UN Surveillance Expert Urges Moratorium on Sale of Spyware

The world should impose a moratorium on the sale and use of surveillance software until there are rules in place to stop governments using it to spy on opponents and critics, a UN expert has recommended.

David Kaye, UN Special Rapporteur for Freedom of Expression

David Kaye, UN Special Rapporteur for Freedom of Expression (Photo: UN)

David Kaye, the UN special rapporteur on freedom of expression, submitted his recommendations in a report issued last week to the UN Human Rights Council, which opened a three-week session. Kaye said he had received detailed testimony about governments using spyware developed and supported by private companies, but the market was shrouded in secrecy.

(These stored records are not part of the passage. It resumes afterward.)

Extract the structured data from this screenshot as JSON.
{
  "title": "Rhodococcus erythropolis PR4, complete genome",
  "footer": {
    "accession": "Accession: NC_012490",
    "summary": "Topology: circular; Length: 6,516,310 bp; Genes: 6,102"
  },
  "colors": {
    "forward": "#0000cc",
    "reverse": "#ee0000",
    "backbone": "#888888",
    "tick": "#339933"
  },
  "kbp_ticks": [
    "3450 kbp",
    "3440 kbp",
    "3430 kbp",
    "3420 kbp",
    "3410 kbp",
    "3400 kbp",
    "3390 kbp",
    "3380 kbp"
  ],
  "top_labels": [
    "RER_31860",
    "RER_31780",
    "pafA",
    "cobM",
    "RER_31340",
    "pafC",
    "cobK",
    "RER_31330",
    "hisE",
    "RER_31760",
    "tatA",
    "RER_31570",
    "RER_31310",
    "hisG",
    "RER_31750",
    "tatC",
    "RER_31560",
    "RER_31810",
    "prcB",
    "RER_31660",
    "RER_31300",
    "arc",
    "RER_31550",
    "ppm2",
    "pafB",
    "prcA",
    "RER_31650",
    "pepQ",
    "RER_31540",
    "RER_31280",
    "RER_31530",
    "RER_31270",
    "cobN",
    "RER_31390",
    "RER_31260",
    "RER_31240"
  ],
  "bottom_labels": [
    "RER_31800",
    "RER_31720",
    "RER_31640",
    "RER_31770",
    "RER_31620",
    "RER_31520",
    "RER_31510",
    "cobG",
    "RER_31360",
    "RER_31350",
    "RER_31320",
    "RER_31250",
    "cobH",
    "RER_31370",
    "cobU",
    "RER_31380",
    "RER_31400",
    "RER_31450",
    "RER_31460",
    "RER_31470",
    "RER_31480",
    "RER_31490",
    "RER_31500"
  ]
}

“Surveillance of specific individuals – often journalists, activists, opposition figures, critics and others exercising their right to freedom of expression – has been shown to lead to arbitrary detention, sometimes to torture and possibly to extrajudicial killings,” he wrote. “States should impose an immediate moratorium on the export; sale, transfer, use or servicing of privately developed surveillance tools until a human rights-compliant safeguards regime is in place.” In his report, Kaye said government oversight of spyware “hardly exists,” and there was an “extraordinary risk of abuse.”

Kaye cited the examples of Pegasus spyware, produced by Israel’s NSO Group, which he said had been identified as being used to target individuals in 45 countries, and FinSpy, also known as FinFisher, produced by German-British Gamma Group.